Beyond the Green Haze: The Broader Purge
While the climate crew steals the headlines, Trump’s sweepstakes include a smorgasbord of other international oddities, all deemed anti-American or just plain useless. The UN’s Economic and Social Council arms—like the Economic Commission for Africa or Asia-Pacific—get shown the door for promoting development schemes that smell like wealth redistribution. Peacebuilding outfits, such as the Peacebuilding Commission and Fund, are out because, let’s face it, America’s not in the business of funding endless UN therapy sessions for failed states.
Non-UN gems like the Global Forum on Migration and Development (migration meddlers) and the International Development Law Organization (lawyers gone global) are axed for similar reasons: they erode freedoms by pushing supranational rules that clash with our borders and laws. Even cultural curiosities, like the International Federation of Arts Councils and Culture Agencies, hit the skids—because who needs international bureaucrats deciding what’s art when we’ve got Hollywood?
The common thread? These entities are seen as captured by globalist forces, wasting billions in U.S. funding—over $10 billion annually to the UN alone in recent years—while delivering zilch for the average Joe in Ohio. Trump’s move saves cash, restores sovereignty, and signals that America’s back in the driver’s seat, not hitchhiking on the global gravy train.
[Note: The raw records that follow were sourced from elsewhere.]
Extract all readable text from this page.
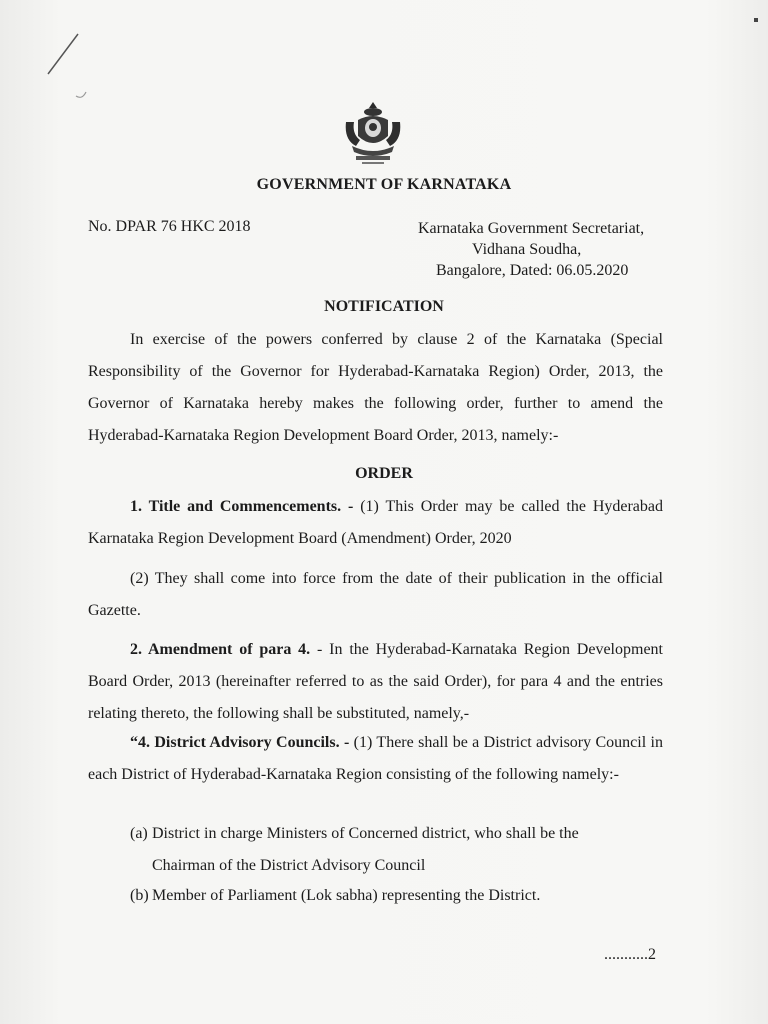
GOVERNMENT OF KARNATAKA
No. DPAR 76 HKC 2018	Karnataka Government Secretariat,
Vidhana Soudha,
Bangalore, Dated: 06.05.2020
NOTIFICATION
In exercise of the powers conferred by clause 2 of the Karnataka (Special Responsibility of the Governor for Hyderabad-Karnataka Region) Order, 2013, the Governor of Karnataka hereby makes the following order, further to amend the Hyderabad-Karnataka Region Development Board Order, 2013, namely:-
ORDER
1. Title and Commencements. - (1) This Order may be called the Hyderabad Karnataka Region Development Board (Amendment) Order, 2020
(2) They shall come into force from the date of their publication in the official Gazette.
2. Amendment of para 4. - In the Hyderabad-Karnataka Region Development Board Order, 2013 (hereinafter referred to as the said Order), for para 4 and the entries relating thereto, the following shall be substituted, namely,-
“4. District Advisory Councils. - (1) There shall be a District advisory Council in each District of Hyderabad-Karnataka Region consisting of the following namely:-
(a) District in charge Ministers of Concerned district, who shall be the
Chairman of the District Advisory Council
(b) Member of Parliament (Lok sabha) representing the District.
...........2
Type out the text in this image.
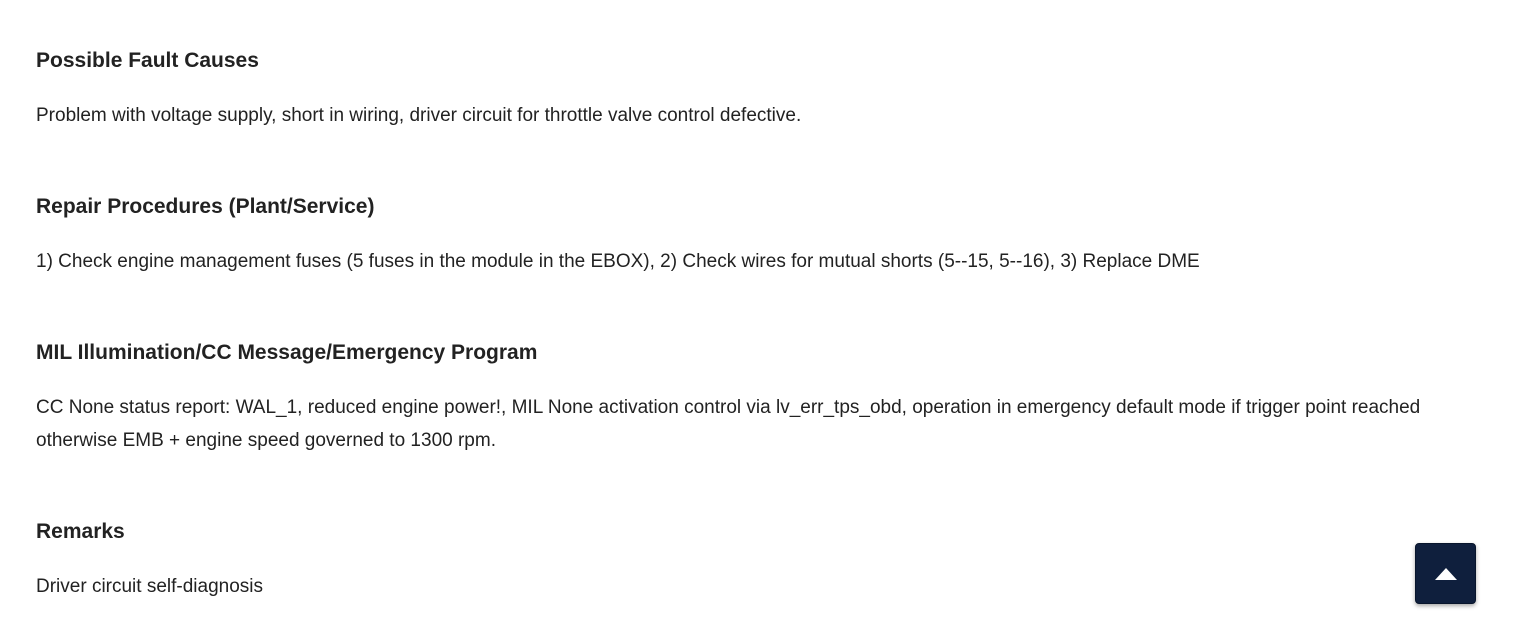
Possible Fault Causes

Problem with voltage supply, short in wiring, driver circuit for throttle valve control defective.

Repair Procedures (Plant/Service)

1) Check engine management fuses (5 fuses in the module in the EBOX), 2) Check wires for mutual shorts (5--15, 5--16), 3) Replace DME

MIL Illumination/CC Message/Emergency Program

CC None status report: WAL_1, reduced engine power!, MIL None activation control via lv_err_tps_obd, operation in emergency default mode if trigger point reached otherwise EMB + engine speed governed to 1300 rpm.

Remarks

Driver circuit self-diagnosis
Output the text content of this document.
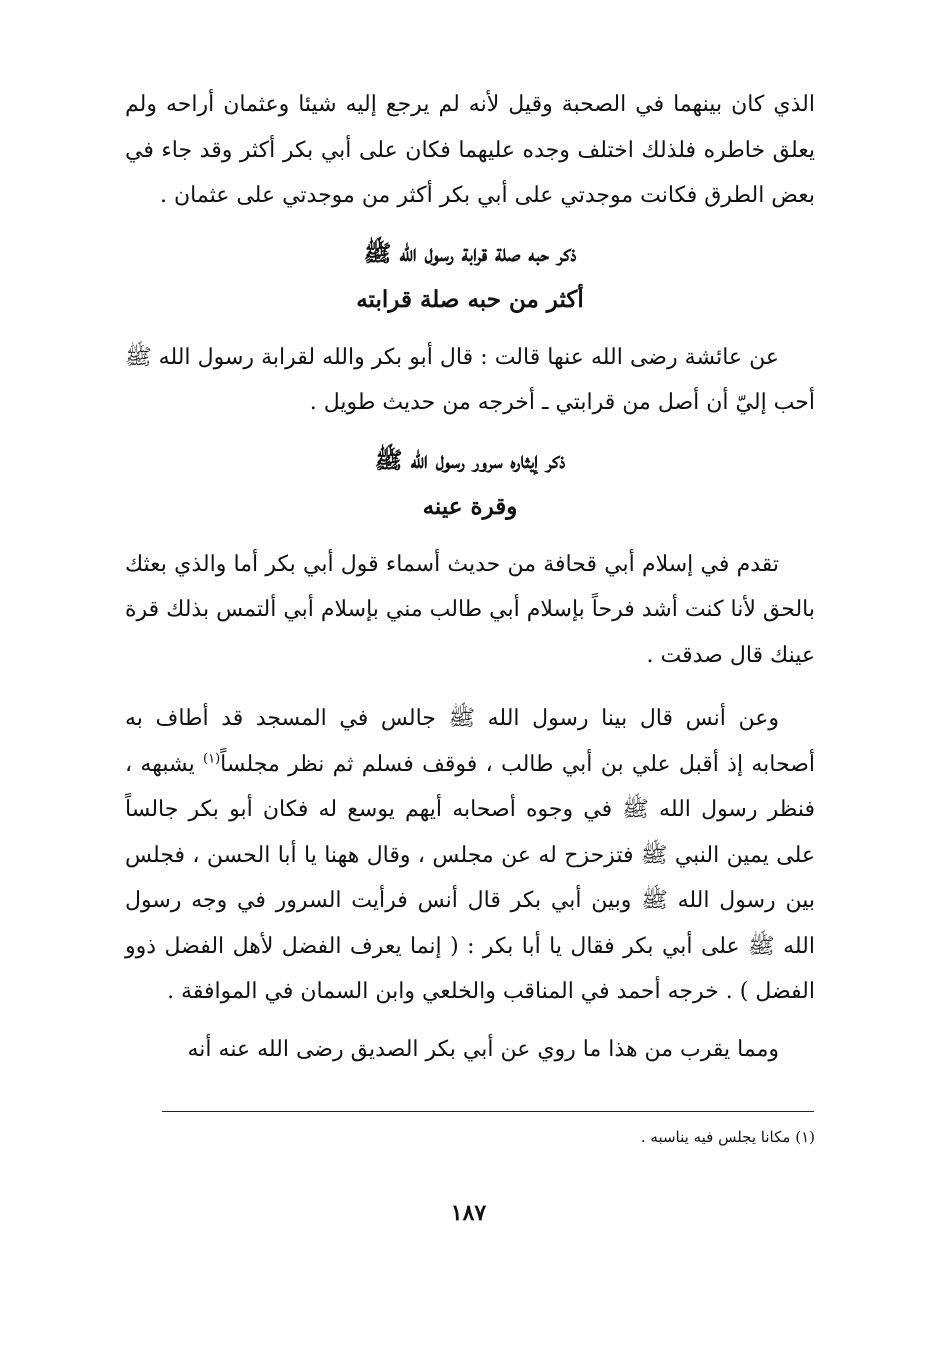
الذي كان بينهما في الصحبة وقيل لأنه لم يرجع إليه شيئا وعثمان أراحه ولم يعلق خاطره فلذلك اختلف وجده عليهما فكان على أبي بكر أكثر وقد جاء في بعض الطرق فكانت موجدتي على أبي بكر أكثر من موجدتي على عثمان .

ذكر حبه صلة قرابة رسول الله ﷺ
أكثر من حبه صلة قرابته

عن عائشة رضى الله عنها قالت : قال أبو بكر والله لقرابة رسول الله ﷺ أحب إليّ أن أصل من قرابتي ـ أخرجه من حديث طويل .

ذكر إيثاره سرور رسول الله ﷺ
وقرة عينه

تقدم في إسلام أبي قحافة من حديث أسماء قول أبي بكر أما والذي بعثك بالحق لأنا كنت أشد فرحاً بإسلام أبي طالب مني بإسلام أبي ألتمس بذلك قرة عينك قال صدقت .

وعن أنس قال بينا رسول الله ﷺ جالس في المسجد قد أطاف به أصحابه إذ أقبل علي بن أبي طالب ، فوقف فسلم ثم نظر مجلساً$^{(١)}$ يشبهه ، فنظر رسول الله ﷺ في وجوه أصحابه أيهم يوسع له فكان أبو بكر جالساً على يمين النبي ﷺ فتزحزح له عن مجلس ، وقال ههنا يا أبا الحسن ، فجلس بين رسول الله ﷺ وبين أبي بكر قال أنس فرأيت السرور في وجه رسول الله ﷺ على أبي بكر فقال يا أبا بكر : ( إنما يعرف الفضل لأهل الفضل ذوو الفضل ) . خرجه أحمد في المناقب والخلعي وابن السمان في الموافقة .

ومما يقرب من هذا ما روي عن أبي بكر الصديق رضى الله عنه أنه

(١) مكانا يجلس فيه يناسبه .
١٨٧
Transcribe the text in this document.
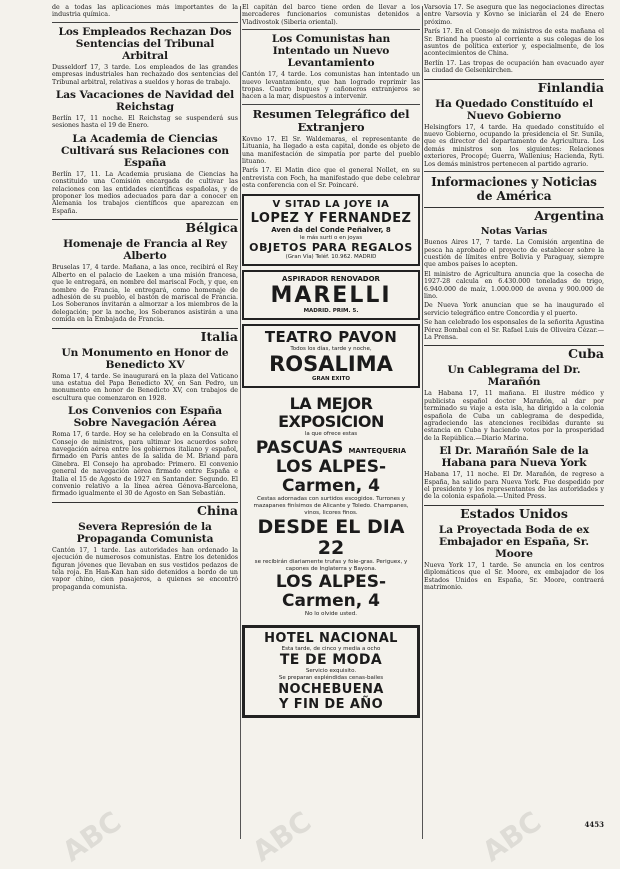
de a todas las aplicaciones más importantes de la industria química.

Los Empleados Rechazan Dos Sentencias del Tribunal Arbitral

Dusseldorf 17, 3 tarde. Los empleados de las grandes empresas industriales han rechazado dos sentencias del Tribunal arbitral, relativas a sueldos y horas de trabajo.

Las Vacaciones de Navidad del Reichstag

Berlín 17, 11 noche. El Reichstag se suspenderá sus sesiones hasta el 19 de Enero.

La Academia de Ciencias Cultivará sus Relaciones con España

Berlín 17, 11. La Academia prusiana de Ciencias ha constituido una Comisión encargada de cultivar las relaciones con las entidades científicas españolas, y de proponer los medios adecuados para dar a conocer en Alemania los trabajos científicos que aparezcan en España.

Bélgica
Homenaje de Francia al Rey Alberto

Bruselas 17, 4 tarde. Mañana, a las once, recibirá el Rey Alberto en el palacio de Laeken a una misión francesa, que le entregará, en nombre del mariscal Foch, y que, en nombre de Francia, le entregará, como homenaje de adhesión de su pueblo, el bastón de mariscal de Francia. Los Soberanos invitarán a almorzar a los miembros de la delegación; por la noche, los Soberanos asistirán a una comida en la Embajada de Francia.

Italia
Un Monumento en Honor de Benedicto XV

Roma 17, 4 tarde. Se inaugurará en la plaza del Vaticano una estatua del Papa Benedicto XV, en San Pedro, un monumento en honor de Benedicto XV, con trabajos de escultura que comenzaron en 1928.

Los Convenios con España Sobre Navegación Aérea

Roma 17, 6 tarde. Hoy se ha celebrado en la Consulta el Consejo de ministros, para ultimar los acuerdos sobre navegación aérea entre los gobiernos italiano y español, firmado en París antes de la salida de M. Briand para Ginebra. El Consejo ha aprobado: Primero. El convenio general de navegación aérea firmado entre España e Italia el 15 de Agosto de 1927 en Santander. Segundo. El convenio relativo a la línea aérea Génova-Barcelona, firmado igualmente el 30 de Agosto en San Sebastián.

China
Severa Represión de la Propaganda Comunista

Cantón 17, 1 tarde. Las autoridades han ordenado la ejecución de numerosos comunistas. Entre los detenidos figuran jóvenes que llevaban en sus vestidos pedazos de tela roja. En Han-Kan han sido detenidos a bordo de un vapor chino, cien pasajeros, a quienes se encontró propaganda comunista.

El capitán del barco tiene orden de llevar a los mercaderes funcionarios comunistas detenidos a Vladivostok (Siberia oriental).

Los Comunistas han Intentado un Nuevo Levantamiento

Cantón 17, 4 tarde. Los comunistas han intentado un nuevo levantamiento, que han logrado reprimir las tropas. Cuatro buques y cañoneros extranjeros se hacen a la mar, dispuestos a intervenir.

Resumen Telegráfico del Extranjero

Kovno 17. El Sr. Waldemaras, el representante de Lituania, ha llegado a esta capital, donde es objeto de una manifestación de simpatía por parte del pueblo lituano.

París 17. El Matin dice que el general Nollet, en su entrevista con Foch, ha manifestado que debe celebrar esta conferencia con el Sr. Poincaré.

V SITAD LA JOYE IA
LOPEZ Y FERNANDEZ
Aven da del Conde Peñalver, 8
le más surti o en joyas
OBJETOS PARA REGALOS
(Gran Vía) Teléf. 10.962. MADRID
ASPIRADOR RENOVADOR
MARELLI
MADRID. PRIM. 5.
TEATRO PAVON
Todos los días, tarde y noche,
ROSALIMA
GRAN EXITO
LA MEJOR EXPOSICION
la que ofrece estas
PASCUAS MANTEQUERIA
LOS ALPES-Carmen, 4
Cestas adornadas con surtidos escogidos. Turrones y mazapanes finísimos de Alicante y Toledo. Champanes, vinos, licores finos.
DESDE EL DIA 22
se recibirán diariamente trufas y foie-gras. Periguex, y capones de Inglaterra y Bayona.
LOS ALPES-Carmen, 4
No lo olvide usted.
HOTEL NACIONAL
Esta tarde, de cinco y media a ocho
TE DE MODA
Servicio exquisito.
Se preparan espléndidas cenas-bailes
NOCHEBUENA
Y FIN DE AÑO

Varsovia 17. Se asegura que las negociaciones directas entre Varsovia y Kovno se iniciarán el 24 de Enero próximo.

París 17. En el Consejo de ministros de esta mañana el Sr. Briand ha puesto al corriente a sus colegas de los asuntos de política exterior y, especialmente, de los acontecimientos de China.

Berlín 17. Las tropas de ocupación han evacuado ayer la ciudad de Gelsenkirchen.

Finlandia
Ha Quedado Constituído el Nuevo Gobierno

Helsingfors 17, 4 tarde. Ha quedado constituído el nuevo Gobierno, ocupando la presidencia el Sr. Sunila, que es director del departamento de Agricultura. Los demás ministros son los siguientes: Relaciones exteriores, Procopé; Guerra, Wallenius; Hacienda, Ryti. Los demás ministros pertenecen al partido agrario.

Informaciones y Noticias de América
Argentina
Notas Varias

Buenos Aires 17, 7 tarde. La Comisión argentina de pesca ha aprobado el proyecto de establecer sobre la cuestión de límites entre Bolivia y Paraguay, siempre que ambos países lo acepten.

El ministro de Agricultura anuncia que la cosecha de 1927-28 calcula en 6.430.000 toneladas de trigo, 6.940.000 de maíz, 1.000.000 de avena y 900.000 de lino.

De Nueva York anuncian que se ha inaugurado el servicio telegráfico entre Concordia y el puerto.

Se han celebrado los esponsales de la señorita Agustina Pérez Bombal con el Sr. Rafael Luis de Oliveira Cézar.—La Prensa.

Cuba
Un Cablegrama del Dr. Marañón

La Habana 17, 11 mañana. El ilustre médico y publicista español doctor Marañón, al dar por terminado su viaje a esta isla, ha dirigido a la colonia española de Cuba un cablegrama de despedida, agradeciendo las atenciones recibidas durante su estancia en Cuba y haciendo votos por la prosperidad de la República.—Diario Marina.

El Dr. Marañón Sale de la Habana para Nueva York

Habana 17, 11 noche. El Dr. Marañón, de regreso a España, ha salido para Nueva York. Fue despedido por el presidente y los representantes de las autoridades y de la colonia española.—United Press.

Estados Unidos
La Proyectada Boda de ex Embajador en España, Sr. Moore

Nueva York 17, 1 tarde. Se anuncia en los centros diplomáticos que el Sr. Moore, ex embajador de los Estados Unidos en España, Sr. Moore, contraerá matrimonio.

4453
ABC	ABC	ABC
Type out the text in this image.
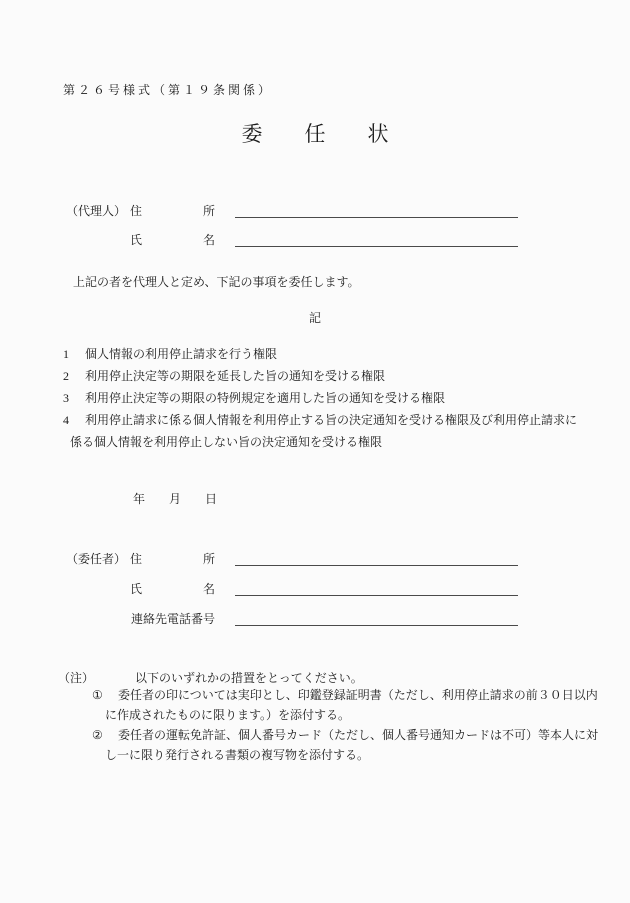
第２６号様式（第１９条関係）
委　　任　　状
（代理人） 住	所
氏	名
上記の者を代理人と定め、下記の事項を委任します。
記
1 個人情報の利用停止請求を行う権限
2 利用停止決定等の期限を延長した旨の通知を受ける権限
3 利用停止決定等の期限の特例規定を適用した旨の通知を受ける権限
4 利用停止請求に係る個人情報を利用停止する旨の決定通知を受ける権限及び利用停止請求に
係る個人情報を利用停止しない旨の決定通知を受ける権限
年　　月　　日
（委任者） 住	所
氏	名
連絡先電話番号
（注）	以下のいずれかの措置をとってください。
① 委任者の印については実印とし、印鑑登録証明書（ただし、利用停止請求の前３０日以内
に作成されたものに限ります。）を添付する。
② 委任者の運転免許証、個人番号カード（ただし、個人番号通知カードは不可）等本人に対
し一に限り発行される書類の複写物を添付する。
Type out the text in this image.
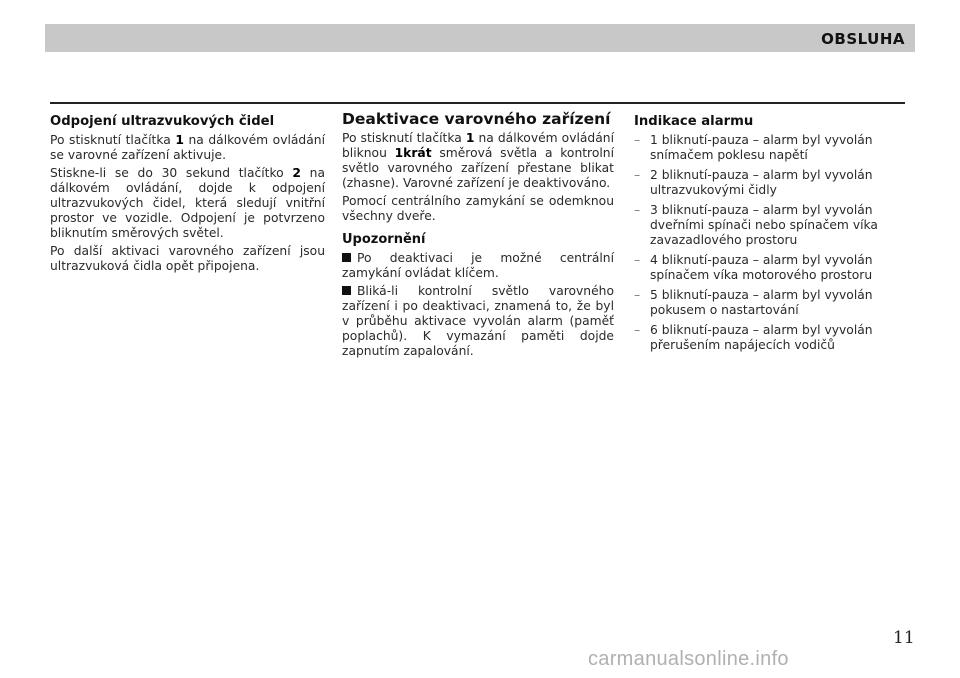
OBSLUHA
Odpojení ultrazvukových čidel

Po stisknutí tlačítka 1 na dálkovém ovládání se varovné zařízení aktivuje.

Stiskne-li se do 30 sekund tlačítko 2 na dálkovém ovládání, dojde k odpojení ultrazvukových čidel, která sledují vnitřní prostor ve vozidle. Odpojení je potvrzeno bliknutím směrových světel.

Po další aktivaci varovného zařízení jsou ultrazvuková čidla opět připojena.

Deaktivace varovného zařízení

Po stisknutí tlačítka 1 na dálkovém ovládání bliknou 1krát směrová světla a kontrolní světlo varovného zařízení přestane blikat (zhasne). Varovné zařízení je deaktivováno.

Pomocí centrálního zamykání se odemknou všechny dveře.

Upozornění

Po deaktivaci je možné centrální zamykání ovládat klíčem.

Bliká-li kontrolní světlo varovného zařízení i po deaktivaci, znamená to, že byl v průběhu aktivace vyvolán alarm (paměť poplachů). K vymazání paměti dojde zapnutím zapalování.

Indikace alarmu
– 1 bliknutí-pauza – alarm byl vyvolán snímačem poklesu napětí
– 2 bliknutí-pauza – alarm byl vyvolán ultrazvukovými čidly
– 3 bliknutí-pauza – alarm byl vyvolán dveřními spínači nebo spínačem víka zavazadlového prostoru
– 4 bliknutí-pauza – alarm byl vyvolán spínačem víka motorového prostoru
– 5 bliknutí-pauza – alarm byl vyvolán pokusem o nastartování
– 6 bliknutí-pauza – alarm byl vyvolán přerušením napájecích vodičů
11
carmanualsonline.info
The America First Payoff: Jobs, Energy, and a Breath of Fresh Air
Pulling out isn’t isolationism; it’s pragmatism with a side of patriotism. By January 2026, with gas prices steady and manufacturing roaring, ditching these deals means unleashing American innovation without the drag of international red tape. No more funding “diversity” initiatives that prioritize pronouns over pipelines. Climate change? If it’s a problem, we’ll handle it our way— with fracking, nuclear, and whatever else keeps the lights on cheaply.
Critics wail about diminished U.S. influence, but influence for what? Propping up treaties that let China emit freely while we tie ourselves in knots? Trump’s revelation here is simple: America thrives when it’s not subsidizing the world’s bureaucrats. This withdrawal is a fresh start, a declaration that our interests come first, last, and always. In the end, it’s not about hating the planet; it’s about loving America enough to say, “Thanks, but no thanks” to the global green guilt trip. And if that ruffles some feathers in Geneva, well, pass the popcorn.